The failure of free licenses and their derivatives

It wasn’t always the case, but nowadays I believe that our urge to freely share, reflected (also) in the existence of free licenses (and consequently in dual licenses as well), is misguided.

I believe that giving stuff away for free is an aberration; it is a throwback behavior that evolved in times when “free” sharing was accompanied by a different behavior, one that made everybody to share equally. Anthropologists claim that our hunter-gatherer ancestors lived in egalitarian groups where all resources were shared equally. The system was supposedly maintained by “intentional leveling” - a process the group members imposed on individuals who defected from the rule. The original leveling behavior works in small groups, but is unenforceable when the group member numbers exceed something like the Dumbar number. Apparently, in the last 15 to 30 000 years, humans started living in large aggregations and the original leveling mechanism lost its power. Now we are stuck with half of something that used to be beneficial for us. The behavior now works against our individual and collective economic interests.

I believe we must develop a modern version of the leveling mechanism, that will force everybody to reciprocate. We need to reject any forms of free sharing, if such sharing is not done by everybody.

I believe this should be reflected also in the licenses governing use of open source software.


I would go further, I would suggest that the incentives to deliver large scale shareholder dividends routinely pirates the value created by workers towards private interests that result in massive economic failures.

To fix this, we just need to ensure our work is licensed to explicitly prohibit use by large companies.

The Dunbar number is a bit of a problematic idea, (there are a number of good academic sources that contextualize the problem). IMO, it is better to use a number that is compatible with existing industrial data collection practices and industrial classifications since these numbers are already widely reported in public accounting standards and often mandatory in most countries. This leads to a straightforward method of license monitoring and enforcement.

Well, this is actually something I see as a problem - definition of “large”.

Couldn’t a system (+ license) be designed where the cost rises organically with company “size”? Couldn’t the cost be a function of (say) the number of end users of the product? I imagine the single user cost could be determined by the author of the artifact, but other options exist.

Re. the Dunbar number - I meant it in relationship to the critical group size, at which the “intentional leveling” mechanism breaks down.

I would like to clarify one point that I suspect readers of my initial post might find problematic. If a license required reciprocity in national currency, then most inhabitants of this planet would be excluded from consumption - by the virtue of scarcity (and other attributes) of money. That of course would be a show stopper. What I had in mind is - let people pay with their own labor, invested into projects they freely choose. Regardless of immediate usefulness of such work. That resource is readily available to all, meaning almost nobody is excluded from earning a “proof of labor” currency that could be used to reward others. It is also an inherently valuable resource, because given the choice, normal people will prefer to do useful work instead of choosing random activity, usefulness of which they do not believe themselves.

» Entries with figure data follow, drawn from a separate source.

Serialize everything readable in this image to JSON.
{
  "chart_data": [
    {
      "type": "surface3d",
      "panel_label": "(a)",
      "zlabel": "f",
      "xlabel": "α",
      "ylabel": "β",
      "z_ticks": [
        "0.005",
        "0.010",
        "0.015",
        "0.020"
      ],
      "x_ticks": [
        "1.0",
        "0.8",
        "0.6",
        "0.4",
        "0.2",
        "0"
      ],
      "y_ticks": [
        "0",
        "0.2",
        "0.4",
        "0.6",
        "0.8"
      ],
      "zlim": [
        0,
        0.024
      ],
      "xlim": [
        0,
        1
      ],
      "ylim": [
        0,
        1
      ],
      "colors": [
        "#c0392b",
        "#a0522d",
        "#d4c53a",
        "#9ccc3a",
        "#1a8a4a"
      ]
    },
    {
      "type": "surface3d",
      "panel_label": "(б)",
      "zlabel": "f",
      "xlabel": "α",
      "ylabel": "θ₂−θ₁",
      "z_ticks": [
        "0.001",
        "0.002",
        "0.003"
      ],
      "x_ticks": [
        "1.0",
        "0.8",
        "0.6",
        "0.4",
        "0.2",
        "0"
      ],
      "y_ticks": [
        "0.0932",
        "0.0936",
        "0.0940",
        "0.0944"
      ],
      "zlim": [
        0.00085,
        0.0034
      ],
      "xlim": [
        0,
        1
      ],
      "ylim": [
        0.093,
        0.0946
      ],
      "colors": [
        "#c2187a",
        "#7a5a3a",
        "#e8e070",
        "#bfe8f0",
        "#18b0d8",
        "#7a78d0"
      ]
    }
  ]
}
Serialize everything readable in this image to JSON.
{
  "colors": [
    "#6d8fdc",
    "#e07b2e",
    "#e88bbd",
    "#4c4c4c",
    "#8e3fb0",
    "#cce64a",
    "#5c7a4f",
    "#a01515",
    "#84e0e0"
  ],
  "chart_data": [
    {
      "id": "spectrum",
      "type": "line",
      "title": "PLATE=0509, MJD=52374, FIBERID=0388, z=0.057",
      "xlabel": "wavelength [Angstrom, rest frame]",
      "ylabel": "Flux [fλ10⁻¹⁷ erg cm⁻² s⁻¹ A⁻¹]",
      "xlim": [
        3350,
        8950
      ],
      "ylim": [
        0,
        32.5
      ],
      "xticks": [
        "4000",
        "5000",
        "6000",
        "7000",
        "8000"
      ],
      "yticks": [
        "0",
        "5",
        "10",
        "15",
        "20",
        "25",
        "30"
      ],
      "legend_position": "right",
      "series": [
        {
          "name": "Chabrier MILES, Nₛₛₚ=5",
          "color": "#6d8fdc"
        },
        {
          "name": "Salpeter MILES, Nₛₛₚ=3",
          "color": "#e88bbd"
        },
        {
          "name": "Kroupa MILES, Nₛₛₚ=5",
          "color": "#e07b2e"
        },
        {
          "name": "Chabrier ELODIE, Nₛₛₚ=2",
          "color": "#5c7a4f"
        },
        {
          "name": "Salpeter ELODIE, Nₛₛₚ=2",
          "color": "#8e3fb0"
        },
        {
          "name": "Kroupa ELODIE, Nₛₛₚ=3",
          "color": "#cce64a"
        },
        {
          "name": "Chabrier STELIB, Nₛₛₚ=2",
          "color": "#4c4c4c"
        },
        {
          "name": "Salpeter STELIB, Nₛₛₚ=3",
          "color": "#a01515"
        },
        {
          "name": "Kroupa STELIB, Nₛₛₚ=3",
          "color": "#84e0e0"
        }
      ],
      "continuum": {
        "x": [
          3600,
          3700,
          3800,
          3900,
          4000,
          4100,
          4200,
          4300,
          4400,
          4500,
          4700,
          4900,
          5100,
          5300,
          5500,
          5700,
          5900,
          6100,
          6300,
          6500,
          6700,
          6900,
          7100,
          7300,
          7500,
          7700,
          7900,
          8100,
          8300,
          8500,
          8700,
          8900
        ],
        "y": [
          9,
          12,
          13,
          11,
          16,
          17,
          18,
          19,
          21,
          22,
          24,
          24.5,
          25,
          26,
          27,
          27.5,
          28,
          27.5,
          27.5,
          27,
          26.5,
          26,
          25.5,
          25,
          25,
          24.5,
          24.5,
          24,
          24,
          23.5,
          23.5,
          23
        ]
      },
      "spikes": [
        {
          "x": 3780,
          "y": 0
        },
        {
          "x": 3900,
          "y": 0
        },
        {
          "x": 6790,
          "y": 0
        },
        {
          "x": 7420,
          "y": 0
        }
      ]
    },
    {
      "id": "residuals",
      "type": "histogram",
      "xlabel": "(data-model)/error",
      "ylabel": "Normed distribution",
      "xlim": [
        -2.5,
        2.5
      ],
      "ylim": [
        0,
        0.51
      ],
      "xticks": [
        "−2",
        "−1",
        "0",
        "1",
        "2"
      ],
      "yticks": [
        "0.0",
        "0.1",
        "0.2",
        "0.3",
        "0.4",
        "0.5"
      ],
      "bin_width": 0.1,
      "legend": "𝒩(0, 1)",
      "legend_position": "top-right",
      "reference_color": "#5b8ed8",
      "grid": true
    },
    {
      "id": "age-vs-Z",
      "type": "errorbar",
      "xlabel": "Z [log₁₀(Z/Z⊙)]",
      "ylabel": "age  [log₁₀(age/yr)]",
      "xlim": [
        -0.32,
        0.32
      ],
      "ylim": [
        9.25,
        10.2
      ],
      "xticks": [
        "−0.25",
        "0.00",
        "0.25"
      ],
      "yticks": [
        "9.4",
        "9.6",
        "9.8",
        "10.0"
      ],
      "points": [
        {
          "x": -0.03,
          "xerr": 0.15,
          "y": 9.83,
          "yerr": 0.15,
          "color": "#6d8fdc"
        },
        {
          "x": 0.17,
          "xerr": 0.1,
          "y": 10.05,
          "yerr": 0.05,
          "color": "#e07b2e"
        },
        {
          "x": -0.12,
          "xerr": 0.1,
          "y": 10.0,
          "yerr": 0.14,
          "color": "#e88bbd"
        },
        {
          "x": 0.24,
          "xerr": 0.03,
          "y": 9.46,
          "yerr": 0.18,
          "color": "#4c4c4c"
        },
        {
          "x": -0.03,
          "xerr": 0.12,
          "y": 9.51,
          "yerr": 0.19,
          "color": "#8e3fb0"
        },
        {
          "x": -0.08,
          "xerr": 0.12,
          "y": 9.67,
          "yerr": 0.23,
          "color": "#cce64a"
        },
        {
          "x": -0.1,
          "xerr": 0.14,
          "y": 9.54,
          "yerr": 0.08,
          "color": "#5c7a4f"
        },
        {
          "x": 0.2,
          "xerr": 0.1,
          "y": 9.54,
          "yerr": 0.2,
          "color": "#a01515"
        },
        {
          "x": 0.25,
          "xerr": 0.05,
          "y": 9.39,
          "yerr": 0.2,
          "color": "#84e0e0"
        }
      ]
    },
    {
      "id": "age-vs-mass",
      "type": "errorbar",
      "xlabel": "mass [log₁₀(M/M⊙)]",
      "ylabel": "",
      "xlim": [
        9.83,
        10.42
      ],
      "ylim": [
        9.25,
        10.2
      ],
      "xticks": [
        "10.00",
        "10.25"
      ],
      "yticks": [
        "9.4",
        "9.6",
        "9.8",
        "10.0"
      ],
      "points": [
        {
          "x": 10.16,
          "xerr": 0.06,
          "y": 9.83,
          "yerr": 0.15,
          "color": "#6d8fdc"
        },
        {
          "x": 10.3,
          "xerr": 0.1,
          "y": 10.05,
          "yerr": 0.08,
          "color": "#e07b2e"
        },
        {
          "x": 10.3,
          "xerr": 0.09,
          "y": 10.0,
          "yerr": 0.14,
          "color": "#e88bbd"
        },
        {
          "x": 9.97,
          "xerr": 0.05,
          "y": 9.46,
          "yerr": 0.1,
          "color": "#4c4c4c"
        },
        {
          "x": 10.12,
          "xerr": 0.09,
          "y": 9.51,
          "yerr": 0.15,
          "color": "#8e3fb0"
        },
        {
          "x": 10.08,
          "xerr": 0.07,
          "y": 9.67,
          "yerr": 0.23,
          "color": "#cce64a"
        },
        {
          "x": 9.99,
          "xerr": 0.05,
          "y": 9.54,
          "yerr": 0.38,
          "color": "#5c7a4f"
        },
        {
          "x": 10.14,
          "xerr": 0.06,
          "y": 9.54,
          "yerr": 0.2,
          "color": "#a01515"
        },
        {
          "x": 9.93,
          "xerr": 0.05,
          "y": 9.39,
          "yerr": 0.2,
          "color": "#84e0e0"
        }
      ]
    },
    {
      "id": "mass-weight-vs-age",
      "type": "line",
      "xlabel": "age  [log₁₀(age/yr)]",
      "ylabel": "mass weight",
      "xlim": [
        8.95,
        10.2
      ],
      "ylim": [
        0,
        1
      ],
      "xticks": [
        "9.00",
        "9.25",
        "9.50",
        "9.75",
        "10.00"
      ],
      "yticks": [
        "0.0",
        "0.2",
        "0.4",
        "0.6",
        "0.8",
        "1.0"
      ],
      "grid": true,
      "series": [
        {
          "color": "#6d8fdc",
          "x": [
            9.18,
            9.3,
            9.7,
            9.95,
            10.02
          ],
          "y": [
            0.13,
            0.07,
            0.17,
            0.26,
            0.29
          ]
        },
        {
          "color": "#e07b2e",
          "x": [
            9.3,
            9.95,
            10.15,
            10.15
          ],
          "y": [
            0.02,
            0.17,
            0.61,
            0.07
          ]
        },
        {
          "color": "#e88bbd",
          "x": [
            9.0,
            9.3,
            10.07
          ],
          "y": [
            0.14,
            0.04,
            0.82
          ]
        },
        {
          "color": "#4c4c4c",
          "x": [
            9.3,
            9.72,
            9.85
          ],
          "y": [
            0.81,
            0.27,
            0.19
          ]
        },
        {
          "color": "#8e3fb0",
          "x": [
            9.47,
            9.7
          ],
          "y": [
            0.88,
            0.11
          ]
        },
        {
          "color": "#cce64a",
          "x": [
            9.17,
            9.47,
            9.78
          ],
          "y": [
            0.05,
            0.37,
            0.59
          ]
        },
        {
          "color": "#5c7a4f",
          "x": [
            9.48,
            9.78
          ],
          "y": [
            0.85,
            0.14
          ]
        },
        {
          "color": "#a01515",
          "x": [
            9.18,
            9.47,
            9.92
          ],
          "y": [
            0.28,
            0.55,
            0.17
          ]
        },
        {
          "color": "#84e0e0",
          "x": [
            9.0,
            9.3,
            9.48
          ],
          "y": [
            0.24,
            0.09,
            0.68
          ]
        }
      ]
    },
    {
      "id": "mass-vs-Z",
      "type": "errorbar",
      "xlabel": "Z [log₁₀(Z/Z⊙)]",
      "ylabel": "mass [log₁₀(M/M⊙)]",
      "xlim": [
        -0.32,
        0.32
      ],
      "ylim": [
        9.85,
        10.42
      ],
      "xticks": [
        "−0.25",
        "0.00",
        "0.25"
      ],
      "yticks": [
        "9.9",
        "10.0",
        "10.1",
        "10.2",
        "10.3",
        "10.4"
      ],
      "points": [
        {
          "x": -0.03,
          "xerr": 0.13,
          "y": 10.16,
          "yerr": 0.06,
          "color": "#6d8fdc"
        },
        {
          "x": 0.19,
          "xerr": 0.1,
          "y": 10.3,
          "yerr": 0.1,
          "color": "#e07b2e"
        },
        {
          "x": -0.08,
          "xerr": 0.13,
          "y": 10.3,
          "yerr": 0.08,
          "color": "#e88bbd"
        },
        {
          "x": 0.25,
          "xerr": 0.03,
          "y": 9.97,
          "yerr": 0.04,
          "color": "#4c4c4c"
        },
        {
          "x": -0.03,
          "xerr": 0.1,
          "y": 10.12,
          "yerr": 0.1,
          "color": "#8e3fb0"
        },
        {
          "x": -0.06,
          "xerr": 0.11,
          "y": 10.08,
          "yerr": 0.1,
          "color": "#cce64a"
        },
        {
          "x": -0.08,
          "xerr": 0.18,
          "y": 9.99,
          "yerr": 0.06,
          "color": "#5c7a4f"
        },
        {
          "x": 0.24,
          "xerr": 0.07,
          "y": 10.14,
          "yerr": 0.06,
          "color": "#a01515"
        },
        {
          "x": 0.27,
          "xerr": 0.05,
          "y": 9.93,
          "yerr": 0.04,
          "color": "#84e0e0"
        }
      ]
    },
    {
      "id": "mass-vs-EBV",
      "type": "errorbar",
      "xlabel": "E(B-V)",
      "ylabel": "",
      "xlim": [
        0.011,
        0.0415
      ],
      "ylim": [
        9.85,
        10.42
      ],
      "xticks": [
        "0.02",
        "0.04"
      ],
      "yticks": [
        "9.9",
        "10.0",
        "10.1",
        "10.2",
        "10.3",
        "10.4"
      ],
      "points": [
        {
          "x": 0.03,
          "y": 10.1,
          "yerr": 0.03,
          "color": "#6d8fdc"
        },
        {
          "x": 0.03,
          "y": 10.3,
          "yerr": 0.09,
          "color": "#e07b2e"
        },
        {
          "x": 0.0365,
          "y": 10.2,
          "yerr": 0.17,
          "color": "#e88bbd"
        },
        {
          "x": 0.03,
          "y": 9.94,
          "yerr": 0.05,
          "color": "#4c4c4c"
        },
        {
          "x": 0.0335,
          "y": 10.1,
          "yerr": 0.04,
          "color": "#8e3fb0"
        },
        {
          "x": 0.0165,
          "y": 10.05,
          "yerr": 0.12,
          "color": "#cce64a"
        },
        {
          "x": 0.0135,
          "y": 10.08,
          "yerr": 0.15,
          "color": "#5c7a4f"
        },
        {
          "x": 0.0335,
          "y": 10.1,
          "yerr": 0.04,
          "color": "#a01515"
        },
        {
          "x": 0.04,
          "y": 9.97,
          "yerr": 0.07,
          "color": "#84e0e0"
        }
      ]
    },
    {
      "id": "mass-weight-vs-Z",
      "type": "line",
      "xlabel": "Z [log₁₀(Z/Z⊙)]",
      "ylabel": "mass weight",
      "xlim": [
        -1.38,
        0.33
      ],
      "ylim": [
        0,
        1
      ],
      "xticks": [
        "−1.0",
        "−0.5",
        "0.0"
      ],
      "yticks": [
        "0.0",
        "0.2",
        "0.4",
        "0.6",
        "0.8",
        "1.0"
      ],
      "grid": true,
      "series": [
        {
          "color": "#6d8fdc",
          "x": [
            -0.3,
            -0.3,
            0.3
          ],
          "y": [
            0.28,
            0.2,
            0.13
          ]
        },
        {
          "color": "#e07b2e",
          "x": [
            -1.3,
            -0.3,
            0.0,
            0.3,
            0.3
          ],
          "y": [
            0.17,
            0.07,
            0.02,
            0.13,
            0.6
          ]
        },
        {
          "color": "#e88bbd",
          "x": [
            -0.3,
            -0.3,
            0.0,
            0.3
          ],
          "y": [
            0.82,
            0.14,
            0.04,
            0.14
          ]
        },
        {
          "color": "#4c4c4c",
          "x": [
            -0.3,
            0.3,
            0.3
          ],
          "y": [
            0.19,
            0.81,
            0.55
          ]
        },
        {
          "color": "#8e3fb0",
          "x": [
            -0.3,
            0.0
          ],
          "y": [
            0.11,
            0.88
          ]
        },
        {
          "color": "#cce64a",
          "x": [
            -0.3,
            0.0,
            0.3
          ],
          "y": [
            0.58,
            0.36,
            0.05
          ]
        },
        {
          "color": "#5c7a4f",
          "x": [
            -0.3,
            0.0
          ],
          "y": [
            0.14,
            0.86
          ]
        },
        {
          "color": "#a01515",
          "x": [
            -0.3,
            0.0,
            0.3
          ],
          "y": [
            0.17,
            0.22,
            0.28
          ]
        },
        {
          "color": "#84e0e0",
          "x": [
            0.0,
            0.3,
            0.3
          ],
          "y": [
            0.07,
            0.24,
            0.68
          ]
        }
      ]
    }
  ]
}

And that is why I believe reciprocal licenses are the future of FOSS.
Traditional FOSS is just a scam to get programmers to subsidize companies.
Reciprocal licenses close that loophole, because you cannot use the software to build something which doesn’t abide by the same rules.
If you extend reciprocation to also allow paying $$$ instead of just contributing code, then you give a way out for people who want to write closed-source code, while still contributing back to the commons.


Let’s go even further - as I suggest above - let people pay with their time doing any* voluntarily chosen activity in addition to $$$. See for example how you can remove the ad block on this site.

  • some conditions should apply, not related to how valuable the work is

A business is defined as large under the statutes of the state. The criteria are normally used to identify the appropriate accounting standards and for international data collection initiatives. They do vary from country to country but you can easily tidy it up with measures of profitability, turnover, assets on the balance sheet or number of employees, which is (generally) 250 employees.

It really is that easy. For the purposes of monitoring the level of unevenness in the work relation between worker and capital, my research has shown that the companies that have the most employees (more than 500) have far more negative impact (I call it the ‘exploitation factor’) in terms of distributing output from employees than others… no matter what the other metrics might be.